Shell also remains embroiled in a length corruption trial in Nigeria. The company's legal department warned its employees they are likely to face numerous questions from nosy neighbours, relatives, friends and media outlets. The company denies the allegations and insists they did not engage in any wrong-doings. The court case stems from the 2011 purchase of an offshore oil field for US$1.3 billion.
Chevron became the first oil major to completely exit the Norwegian continental shelf after it transferred its last remaining oil exploration license back to the Norwegian government. Exxon, BP and Shell have also dramatically scaled down their presence in the Scandinavian country in order to focus on new growth opportunities elsewhere. Chevron completely exited Denmark last month and is still looking to dump most of its fields in the UK North Sea.

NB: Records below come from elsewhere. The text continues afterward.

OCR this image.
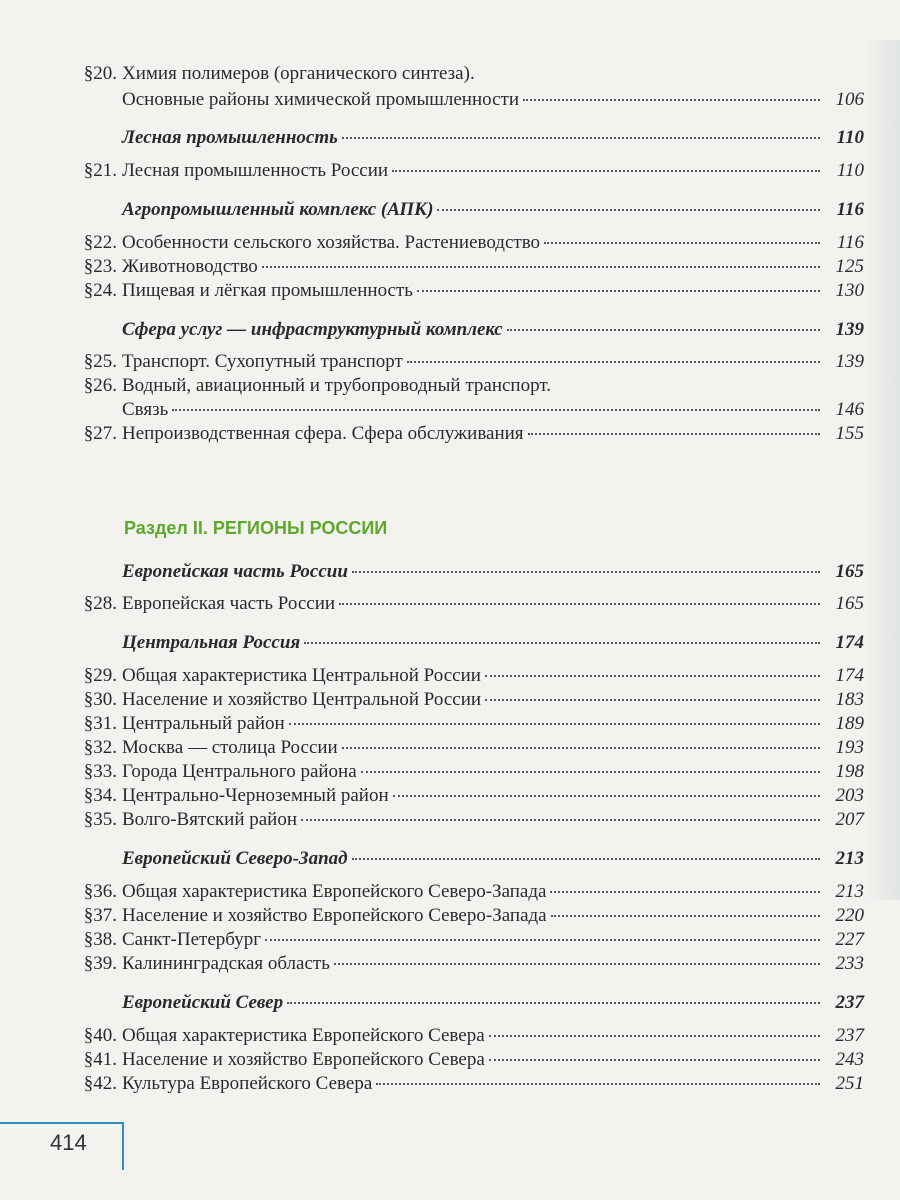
§20. Химия полимеров (органического синтеза).
Основные районы химической промышленности	106
Лесная промышленность	110
§21. Лесная промышленность России	110
Агропромышленный комплекс (АПК)	116
§22. Особенности сельского хозяйства. Растениеводство	116
§23. Животноводство	125
§24. Пищевая и лёгкая промышленность	130
Сфера услуг — инфраструктурный комплекс	139
§25. Транспорт. Сухопутный транспорт	139
§26. Водный, авиационный и трубопроводный транспорт.
Связь	146
§27. Непроизводственная сфера. Сфера обслуживания	155
Европейская часть России	165
§28. Европейская часть России	165
Центральная Россия	174
§29. Общая характеристика Центральной России	174
§30. Население и хозяйство Центральной России	183
§31. Центральный район	189
§32. Москва — столица России	193
§33. Города Центрального района	198
§34. Центрально-Черноземный район	203
§35. Волго-Вятский район	207
Европейский Северо-Запад	213
§36. Общая характеристика Европейского Северо-Запада	213
§37. Население и хозяйство Европейского Северо-Запада	220
§38. Санкт-Петербург	227
§39. Калининградская область	233
Европейский Север	237
§40. Общая характеристика Европейского Севера	237
§41. Население и хозяйство Европейского Севера	243
§42. Культура Европейского Севера	251
Раздел II. РЕГИОНЫ РОССИИ
414
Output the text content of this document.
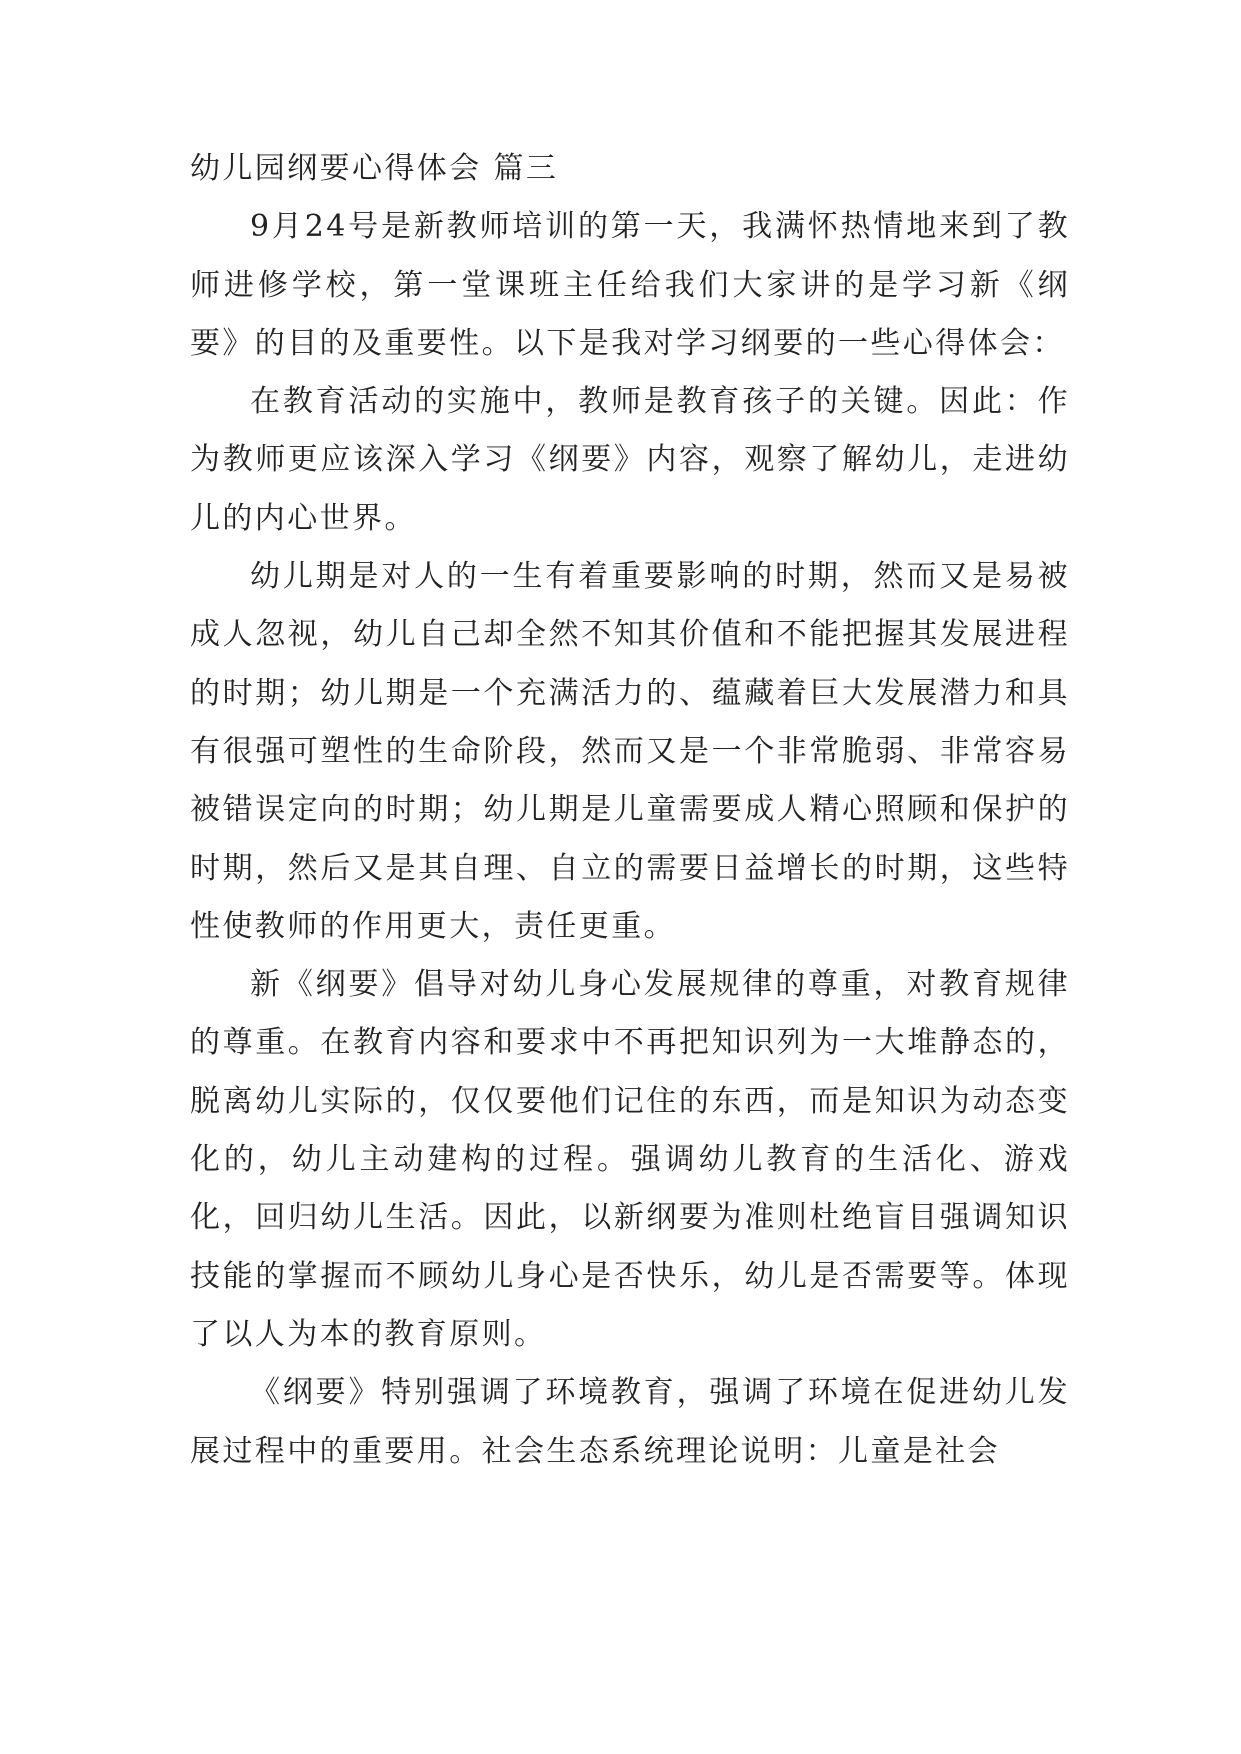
幼儿园纲要心得体会 篇三

9月24号是新教师培训的第一天，我满怀热情地来到了教师进修学校，第一堂课班主任给我们大家讲的是学习新《纲要》的目的及重要性。以下是我对学习纲要的一些心得体会：

在教育活动的实施中，教师是教育孩子的关键。因此：作为教师更应该深入学习《纲要》内容，观察了解幼儿，走进幼儿的内心世界。

幼儿期是对人的一生有着重要影响的时期，然而又是易被成人忽视，幼儿自己却全然不知其价值和不能把握其发展进程的时期；幼儿期是一个充满活力的、蕴藏着巨大发展潜力和具有很强可塑性的生命阶段，然而又是一个非常脆弱、非常容易被错误定向的时期；幼儿期是儿童需要成人精心照顾和保护的时期，然后又是其自理、自立的需要日益增长的时期，这些特性使教师的作用更大，责任更重。

新《纲要》倡导对幼儿身心发展规律的尊重，对教育规律的尊重。在教育内容和要求中不再把知识列为一大堆静态的，脱离幼儿实际的，仅仅要他们记住的东西，而是知识为动态变化的，幼儿主动建构的过程。强调幼儿教育的生活化、游戏化，回归幼儿生活。因此，以新纲要为准则杜绝盲目强调知识技能的掌握而不顾幼儿身心是否快乐，幼儿是否需要等。体现了以人为本的教育原则。

《纲要》特别强调了环境教育，强调了环境在促进幼儿发展过程中的重要用。社会生态系统理论说明：儿童是社会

Saudi Crown Prince Mohammed bin Salman says his kingdom remains committed to the IPO of a 5% stake in Saudi Aramco, although it may not happen for a few more years. The IPO, which would have been the largest ever, was initially scheduled for 2017 but delayed due to soft oil prices. Prince Mohammed says the IPO is "100%" in the interest of the country, insisting his state-owned oil company is worth at least US$2 trillion. Saudi Aramco has now shifted focus to its pending merger with state-owned petrochemical giant SABIC, in a deal potentially worth US$70 billion. The prince says Aramco's IPO of a 5% stake will likely occur in late 2020, or early 2021.
The UN Intergovernmental Panel on Climate Change (IPCC) says the planet only has 12 years to tackle climate change, warning of pending catastrophic doom if global temperature are allowed to rise beyond 1.5°C. The panel calls on all countries to phase out coal and drastically cut the use of fossil fuels.
- Bank of Canada Business Outlook Survey (Fall)
- API Weekly Statistical Bulletin released @ 4:30pm ET
- EIA Weekly Petroleum Status Report released @ 10:30am ET
- Q3/2018 earnings: Kinder Morgan and Kinder Morgan Canada
- August Employment Insurance data released by StatsCan @ 8:30am ET
- EIA Weekly Natural Gas Storage Report released @ 10:30pm ET
- Q3/2018 earnings: CP Rail
- September Consumer Price Index released by StatsCan @ 8:30am ET
- Baker Hughes Rig Count released @ 1:00pm ET.